1939 Donald Duck cartoon

Beach Picnic is an American animated short film released on June 9, 1939, featuring Donald Duck and Pluto, produced by Walt Disney Productions in Technicolor and distributed by RKO Radio Pictures. This cartoon featured Donald and Pluto at the beach. It was the first cartoon in the Donald Duck series to feature Pluto (although he had previously appeared with Donald in Donald and Pluto).

==Plot==
Donald Duck is having a picnic at the beach, singing happily. After preparing the food, he tries to ride on an inflatable horse named Seabiscuit, but gets repeatedly bounced off of it, annoying him.

Donald then spots Pluto sleeping soundly on the shore, and decides to prank him by pushing Seabiscuit near him and mimicking a horse's whinnying. The mesmerized Pluto tries to chase Seabiscuit around some rocky reefs, but gets repeatedly frightened by the horse bumping him from behind. Getting angry, Pluto bites on the rubber horse's air valve, causing him to inflate like a balloon. As the rubber horse goes completely flat, Pluto is sent flying through the air and crashes onto the shore.

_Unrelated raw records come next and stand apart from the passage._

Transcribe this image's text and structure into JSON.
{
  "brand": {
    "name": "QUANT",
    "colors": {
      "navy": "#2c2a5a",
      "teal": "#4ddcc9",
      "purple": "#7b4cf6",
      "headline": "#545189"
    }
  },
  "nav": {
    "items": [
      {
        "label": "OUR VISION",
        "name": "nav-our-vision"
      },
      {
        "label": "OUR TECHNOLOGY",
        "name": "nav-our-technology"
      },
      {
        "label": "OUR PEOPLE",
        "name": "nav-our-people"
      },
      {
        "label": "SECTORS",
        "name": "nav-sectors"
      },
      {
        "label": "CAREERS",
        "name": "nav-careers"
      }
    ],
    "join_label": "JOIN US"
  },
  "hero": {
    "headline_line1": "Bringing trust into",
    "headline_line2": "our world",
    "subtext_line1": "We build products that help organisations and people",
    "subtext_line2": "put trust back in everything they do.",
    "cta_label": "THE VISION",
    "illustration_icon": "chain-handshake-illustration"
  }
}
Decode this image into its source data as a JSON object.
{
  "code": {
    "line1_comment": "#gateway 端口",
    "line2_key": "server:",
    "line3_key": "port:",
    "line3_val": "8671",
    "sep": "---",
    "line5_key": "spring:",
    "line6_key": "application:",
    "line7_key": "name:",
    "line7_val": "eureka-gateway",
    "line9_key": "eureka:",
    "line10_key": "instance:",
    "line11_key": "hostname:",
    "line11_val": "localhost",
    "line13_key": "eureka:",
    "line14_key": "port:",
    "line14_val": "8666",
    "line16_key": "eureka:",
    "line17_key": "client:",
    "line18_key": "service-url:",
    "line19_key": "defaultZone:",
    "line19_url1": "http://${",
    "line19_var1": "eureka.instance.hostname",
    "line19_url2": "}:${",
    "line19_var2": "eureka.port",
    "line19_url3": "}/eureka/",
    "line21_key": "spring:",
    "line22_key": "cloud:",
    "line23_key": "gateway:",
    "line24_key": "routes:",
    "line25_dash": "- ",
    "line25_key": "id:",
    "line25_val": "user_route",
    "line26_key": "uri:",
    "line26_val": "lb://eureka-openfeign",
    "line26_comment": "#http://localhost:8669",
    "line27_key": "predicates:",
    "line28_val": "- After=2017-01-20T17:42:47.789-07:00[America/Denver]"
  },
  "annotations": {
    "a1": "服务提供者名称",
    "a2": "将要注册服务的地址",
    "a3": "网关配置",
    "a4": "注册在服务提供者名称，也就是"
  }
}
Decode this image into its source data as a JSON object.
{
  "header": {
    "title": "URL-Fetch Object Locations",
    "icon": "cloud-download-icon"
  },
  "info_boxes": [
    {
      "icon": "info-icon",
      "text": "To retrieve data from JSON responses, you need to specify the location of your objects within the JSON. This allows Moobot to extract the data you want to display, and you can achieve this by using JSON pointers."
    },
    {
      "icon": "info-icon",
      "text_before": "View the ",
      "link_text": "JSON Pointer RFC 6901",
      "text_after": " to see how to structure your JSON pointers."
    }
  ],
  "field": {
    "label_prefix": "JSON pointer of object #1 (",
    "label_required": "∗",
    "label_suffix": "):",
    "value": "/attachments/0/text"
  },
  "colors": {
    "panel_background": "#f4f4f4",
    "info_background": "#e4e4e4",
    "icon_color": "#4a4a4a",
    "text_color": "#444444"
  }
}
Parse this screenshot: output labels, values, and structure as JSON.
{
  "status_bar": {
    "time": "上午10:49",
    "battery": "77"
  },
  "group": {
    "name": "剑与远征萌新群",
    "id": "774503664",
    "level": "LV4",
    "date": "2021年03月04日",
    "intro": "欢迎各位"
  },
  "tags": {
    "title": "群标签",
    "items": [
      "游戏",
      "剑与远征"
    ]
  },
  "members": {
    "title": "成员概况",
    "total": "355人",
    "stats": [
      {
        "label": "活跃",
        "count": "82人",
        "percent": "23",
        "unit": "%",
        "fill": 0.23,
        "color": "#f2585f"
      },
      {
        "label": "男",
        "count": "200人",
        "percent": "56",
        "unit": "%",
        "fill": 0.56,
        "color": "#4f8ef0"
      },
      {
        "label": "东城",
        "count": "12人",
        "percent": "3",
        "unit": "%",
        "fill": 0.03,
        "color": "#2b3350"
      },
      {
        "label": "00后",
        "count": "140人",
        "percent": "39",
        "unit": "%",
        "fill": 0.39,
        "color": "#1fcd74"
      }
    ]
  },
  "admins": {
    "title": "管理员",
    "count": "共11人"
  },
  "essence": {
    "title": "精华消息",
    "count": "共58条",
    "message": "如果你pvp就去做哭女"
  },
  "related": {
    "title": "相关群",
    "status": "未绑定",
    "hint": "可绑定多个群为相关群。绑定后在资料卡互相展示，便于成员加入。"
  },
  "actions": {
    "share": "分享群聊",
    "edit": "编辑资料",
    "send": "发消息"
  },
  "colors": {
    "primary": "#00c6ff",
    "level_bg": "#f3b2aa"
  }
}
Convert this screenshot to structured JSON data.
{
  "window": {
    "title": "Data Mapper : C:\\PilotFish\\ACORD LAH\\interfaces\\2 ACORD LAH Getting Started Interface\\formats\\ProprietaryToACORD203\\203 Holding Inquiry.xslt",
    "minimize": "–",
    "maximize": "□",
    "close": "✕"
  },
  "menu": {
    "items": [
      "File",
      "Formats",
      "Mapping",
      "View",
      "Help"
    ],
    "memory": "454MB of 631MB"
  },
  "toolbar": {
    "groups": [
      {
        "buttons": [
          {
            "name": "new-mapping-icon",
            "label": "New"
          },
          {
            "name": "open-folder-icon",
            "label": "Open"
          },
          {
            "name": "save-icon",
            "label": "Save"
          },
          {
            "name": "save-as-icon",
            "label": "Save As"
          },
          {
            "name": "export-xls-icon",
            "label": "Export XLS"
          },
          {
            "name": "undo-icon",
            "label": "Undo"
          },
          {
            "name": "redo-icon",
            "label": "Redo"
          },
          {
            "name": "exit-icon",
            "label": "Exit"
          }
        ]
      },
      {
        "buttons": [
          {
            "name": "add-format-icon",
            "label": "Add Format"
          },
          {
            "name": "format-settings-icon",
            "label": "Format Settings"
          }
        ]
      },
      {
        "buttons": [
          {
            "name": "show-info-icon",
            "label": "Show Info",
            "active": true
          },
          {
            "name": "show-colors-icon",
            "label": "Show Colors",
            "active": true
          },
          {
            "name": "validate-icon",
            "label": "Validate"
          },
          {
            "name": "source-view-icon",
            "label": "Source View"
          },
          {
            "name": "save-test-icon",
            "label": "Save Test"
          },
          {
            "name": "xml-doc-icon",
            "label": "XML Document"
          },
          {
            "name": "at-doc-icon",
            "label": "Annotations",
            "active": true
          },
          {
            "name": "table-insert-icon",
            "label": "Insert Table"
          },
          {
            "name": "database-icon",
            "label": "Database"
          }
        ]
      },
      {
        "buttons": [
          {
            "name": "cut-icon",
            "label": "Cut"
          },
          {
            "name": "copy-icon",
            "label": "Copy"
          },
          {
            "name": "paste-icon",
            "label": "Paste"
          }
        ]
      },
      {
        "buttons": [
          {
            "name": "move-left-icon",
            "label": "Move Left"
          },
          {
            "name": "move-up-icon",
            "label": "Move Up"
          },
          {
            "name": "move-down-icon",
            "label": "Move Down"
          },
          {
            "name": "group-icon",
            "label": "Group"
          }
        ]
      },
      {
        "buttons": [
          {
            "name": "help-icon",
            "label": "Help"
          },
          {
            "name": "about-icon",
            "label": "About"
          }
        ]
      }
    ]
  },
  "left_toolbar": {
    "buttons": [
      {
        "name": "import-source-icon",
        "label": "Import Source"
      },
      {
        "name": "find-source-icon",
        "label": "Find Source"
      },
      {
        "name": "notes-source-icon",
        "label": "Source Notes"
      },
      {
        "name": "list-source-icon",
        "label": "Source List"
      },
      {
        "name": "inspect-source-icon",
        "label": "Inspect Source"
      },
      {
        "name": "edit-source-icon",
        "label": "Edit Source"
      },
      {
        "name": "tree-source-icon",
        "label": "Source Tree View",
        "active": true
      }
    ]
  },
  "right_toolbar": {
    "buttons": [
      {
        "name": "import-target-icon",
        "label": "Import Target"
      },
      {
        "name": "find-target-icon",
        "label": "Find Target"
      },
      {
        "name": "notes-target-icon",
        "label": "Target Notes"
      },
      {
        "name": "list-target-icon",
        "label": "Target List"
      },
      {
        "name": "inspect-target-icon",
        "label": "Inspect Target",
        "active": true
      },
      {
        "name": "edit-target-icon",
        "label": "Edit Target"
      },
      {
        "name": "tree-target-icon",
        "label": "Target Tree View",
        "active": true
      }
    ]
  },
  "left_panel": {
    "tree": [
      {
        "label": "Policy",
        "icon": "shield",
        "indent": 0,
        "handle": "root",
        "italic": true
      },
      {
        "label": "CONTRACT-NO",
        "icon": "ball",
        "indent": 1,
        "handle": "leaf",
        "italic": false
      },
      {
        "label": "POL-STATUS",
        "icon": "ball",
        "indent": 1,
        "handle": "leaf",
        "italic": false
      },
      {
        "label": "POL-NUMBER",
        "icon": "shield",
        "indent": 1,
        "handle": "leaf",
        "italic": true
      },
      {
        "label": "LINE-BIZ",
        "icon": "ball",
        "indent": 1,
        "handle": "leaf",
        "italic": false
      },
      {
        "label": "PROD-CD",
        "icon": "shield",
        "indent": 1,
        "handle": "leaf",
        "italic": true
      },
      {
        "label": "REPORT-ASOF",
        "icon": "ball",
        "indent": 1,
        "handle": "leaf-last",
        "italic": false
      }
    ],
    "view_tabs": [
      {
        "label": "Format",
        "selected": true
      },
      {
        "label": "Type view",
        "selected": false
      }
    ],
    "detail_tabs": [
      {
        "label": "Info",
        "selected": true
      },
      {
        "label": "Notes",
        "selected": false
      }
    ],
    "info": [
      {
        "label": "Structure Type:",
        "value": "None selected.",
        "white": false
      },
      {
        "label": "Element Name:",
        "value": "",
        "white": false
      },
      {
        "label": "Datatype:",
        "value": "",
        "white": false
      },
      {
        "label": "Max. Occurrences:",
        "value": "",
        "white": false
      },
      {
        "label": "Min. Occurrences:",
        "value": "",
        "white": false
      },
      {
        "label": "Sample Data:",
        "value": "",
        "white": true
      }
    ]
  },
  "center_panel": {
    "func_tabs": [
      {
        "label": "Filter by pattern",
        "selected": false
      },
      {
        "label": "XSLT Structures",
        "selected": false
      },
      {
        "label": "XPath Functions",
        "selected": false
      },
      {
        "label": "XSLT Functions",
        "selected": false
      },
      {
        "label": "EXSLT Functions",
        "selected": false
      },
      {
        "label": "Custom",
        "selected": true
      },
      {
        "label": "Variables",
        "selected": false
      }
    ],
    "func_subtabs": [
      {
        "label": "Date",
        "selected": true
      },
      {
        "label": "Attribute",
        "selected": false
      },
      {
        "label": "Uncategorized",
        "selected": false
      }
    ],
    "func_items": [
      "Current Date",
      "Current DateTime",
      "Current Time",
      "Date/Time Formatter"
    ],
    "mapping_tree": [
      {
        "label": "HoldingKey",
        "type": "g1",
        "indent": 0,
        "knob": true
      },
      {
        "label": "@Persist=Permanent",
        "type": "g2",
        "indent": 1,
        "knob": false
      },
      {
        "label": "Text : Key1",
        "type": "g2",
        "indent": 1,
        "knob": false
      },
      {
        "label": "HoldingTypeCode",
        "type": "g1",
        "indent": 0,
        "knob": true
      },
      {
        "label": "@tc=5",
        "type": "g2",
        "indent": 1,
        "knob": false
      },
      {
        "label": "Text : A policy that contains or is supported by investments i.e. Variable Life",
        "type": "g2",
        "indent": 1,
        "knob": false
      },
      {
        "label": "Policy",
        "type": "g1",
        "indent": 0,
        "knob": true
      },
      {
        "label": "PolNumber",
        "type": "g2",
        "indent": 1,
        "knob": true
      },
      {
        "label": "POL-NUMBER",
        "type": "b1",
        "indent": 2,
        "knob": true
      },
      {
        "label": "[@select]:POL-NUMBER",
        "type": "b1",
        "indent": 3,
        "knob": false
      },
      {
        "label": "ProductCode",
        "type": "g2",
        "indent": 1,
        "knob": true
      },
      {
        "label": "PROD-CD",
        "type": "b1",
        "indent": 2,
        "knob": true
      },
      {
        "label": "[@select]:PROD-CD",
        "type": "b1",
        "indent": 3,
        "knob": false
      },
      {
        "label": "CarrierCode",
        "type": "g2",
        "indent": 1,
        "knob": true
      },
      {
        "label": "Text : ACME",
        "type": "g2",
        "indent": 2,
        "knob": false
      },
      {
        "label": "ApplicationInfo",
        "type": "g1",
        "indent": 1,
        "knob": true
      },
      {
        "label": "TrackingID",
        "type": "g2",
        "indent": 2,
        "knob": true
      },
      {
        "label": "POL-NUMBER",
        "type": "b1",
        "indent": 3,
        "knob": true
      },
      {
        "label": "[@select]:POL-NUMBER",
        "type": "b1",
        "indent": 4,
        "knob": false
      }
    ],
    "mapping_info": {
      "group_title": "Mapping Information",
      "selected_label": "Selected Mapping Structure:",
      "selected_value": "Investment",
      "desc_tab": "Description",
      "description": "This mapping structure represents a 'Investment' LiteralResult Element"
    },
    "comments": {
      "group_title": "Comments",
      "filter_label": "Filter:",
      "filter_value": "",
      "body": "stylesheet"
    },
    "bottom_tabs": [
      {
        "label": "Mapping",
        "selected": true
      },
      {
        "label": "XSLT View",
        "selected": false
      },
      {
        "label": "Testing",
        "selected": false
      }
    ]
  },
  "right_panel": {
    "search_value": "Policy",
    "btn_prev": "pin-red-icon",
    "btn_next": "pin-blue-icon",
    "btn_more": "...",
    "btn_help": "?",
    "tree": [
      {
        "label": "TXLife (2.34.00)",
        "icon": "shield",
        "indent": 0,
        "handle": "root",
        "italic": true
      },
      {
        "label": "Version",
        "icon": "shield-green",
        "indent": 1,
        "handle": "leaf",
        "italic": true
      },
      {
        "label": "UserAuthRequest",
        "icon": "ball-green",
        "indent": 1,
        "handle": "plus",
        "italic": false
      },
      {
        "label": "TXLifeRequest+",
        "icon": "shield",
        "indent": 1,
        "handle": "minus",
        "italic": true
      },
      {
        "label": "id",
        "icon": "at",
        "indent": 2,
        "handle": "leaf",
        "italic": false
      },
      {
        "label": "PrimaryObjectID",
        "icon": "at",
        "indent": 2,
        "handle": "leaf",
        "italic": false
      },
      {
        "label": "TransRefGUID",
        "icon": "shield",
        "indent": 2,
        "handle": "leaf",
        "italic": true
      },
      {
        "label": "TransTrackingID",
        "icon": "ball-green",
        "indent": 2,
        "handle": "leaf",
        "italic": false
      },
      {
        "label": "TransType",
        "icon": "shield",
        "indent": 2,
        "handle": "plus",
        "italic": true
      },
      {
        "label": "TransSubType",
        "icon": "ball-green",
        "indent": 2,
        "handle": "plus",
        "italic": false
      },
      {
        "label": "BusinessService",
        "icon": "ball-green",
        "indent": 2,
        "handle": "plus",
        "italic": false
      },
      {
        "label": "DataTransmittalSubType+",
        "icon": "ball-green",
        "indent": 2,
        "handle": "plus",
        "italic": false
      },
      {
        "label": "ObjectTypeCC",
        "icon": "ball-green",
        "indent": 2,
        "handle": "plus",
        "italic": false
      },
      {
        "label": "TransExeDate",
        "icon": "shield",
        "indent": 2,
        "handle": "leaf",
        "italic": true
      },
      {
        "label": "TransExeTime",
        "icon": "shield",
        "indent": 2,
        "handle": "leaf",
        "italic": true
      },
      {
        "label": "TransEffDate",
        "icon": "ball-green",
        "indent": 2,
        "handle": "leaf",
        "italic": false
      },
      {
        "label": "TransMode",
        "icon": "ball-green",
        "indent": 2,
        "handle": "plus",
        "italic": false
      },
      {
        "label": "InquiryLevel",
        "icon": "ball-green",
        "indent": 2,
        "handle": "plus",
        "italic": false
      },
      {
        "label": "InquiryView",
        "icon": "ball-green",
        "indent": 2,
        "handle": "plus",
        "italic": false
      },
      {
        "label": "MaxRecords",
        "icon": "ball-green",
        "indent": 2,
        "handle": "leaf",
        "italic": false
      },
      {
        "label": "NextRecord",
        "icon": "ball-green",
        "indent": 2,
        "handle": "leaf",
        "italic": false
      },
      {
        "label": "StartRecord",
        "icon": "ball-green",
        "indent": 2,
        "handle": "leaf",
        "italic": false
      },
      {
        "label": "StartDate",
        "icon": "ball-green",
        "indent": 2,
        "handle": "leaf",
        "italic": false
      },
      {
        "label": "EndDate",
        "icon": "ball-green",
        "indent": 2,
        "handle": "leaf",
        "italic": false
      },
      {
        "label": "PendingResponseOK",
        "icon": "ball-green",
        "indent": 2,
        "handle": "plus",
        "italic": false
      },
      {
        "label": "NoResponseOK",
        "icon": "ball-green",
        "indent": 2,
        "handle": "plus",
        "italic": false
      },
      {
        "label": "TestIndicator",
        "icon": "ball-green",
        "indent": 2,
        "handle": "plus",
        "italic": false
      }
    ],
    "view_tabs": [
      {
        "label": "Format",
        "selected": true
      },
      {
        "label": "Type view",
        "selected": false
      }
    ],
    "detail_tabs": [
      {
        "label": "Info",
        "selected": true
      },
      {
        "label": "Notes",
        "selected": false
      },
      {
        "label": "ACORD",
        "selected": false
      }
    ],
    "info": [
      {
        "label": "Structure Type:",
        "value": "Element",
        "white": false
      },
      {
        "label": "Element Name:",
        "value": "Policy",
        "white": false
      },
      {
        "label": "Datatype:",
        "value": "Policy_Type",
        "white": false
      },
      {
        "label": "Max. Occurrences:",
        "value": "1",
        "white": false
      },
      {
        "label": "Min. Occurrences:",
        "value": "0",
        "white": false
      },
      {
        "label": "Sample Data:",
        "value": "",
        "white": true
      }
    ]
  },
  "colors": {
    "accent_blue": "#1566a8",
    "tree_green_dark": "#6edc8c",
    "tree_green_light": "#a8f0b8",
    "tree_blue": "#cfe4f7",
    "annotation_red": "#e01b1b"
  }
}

The scene cuts to an ant, who spots Donald's food. It calls for the other ants to come and help steal the food. The ants swarm toward the picnic food and start carrying it away. Donald angrily rants at the ants, and then notices some flypaper and decides to use it against them.

An ant secretly tries carrying away a piece of cake. Pluto spots the ant and starts sniffing at it as it runs away. While Pluto follows the ant, Donald has finished setting up his flypaper trap. The ant wisely crawls under the trap, but Pluto gets the flypaper stuck on his nose. After a long struggle, Pluto flies backward and bumps into Donald, causing the flypaper to get stuck on their bottoms.

Donald angrily rants at Pluto as they struggle to free themselves, until Pluto, having had enough of Donald's ranting, runs around in circles, tossing Donald into his flypaper trap, causing his body to get wrapped in all of the flypapers like a mummy. As Donald angrily tries to free himself, Pluto runs over to him and starts licking him, ending the cartoon.

==Cast==
- Clarence Nash as Donald Duck
- Lee Millar as Pluto

==Home media==
The short was released on May 18, 2004, on Walt Disney Treasures: The Chronological Donald, Volume One: 1934-1941.

The short was also released on The Complete Pluto Volume 1.

==Notes==
The running gag of Pluto getting stuck in the flypaper from Playful Pluto is reused in this short. The other running gag of Pluto licking Donald from Donald and Pluto was also reused in this short. The relation of Donald and Pluto is unknown for they rarely get paired on screen.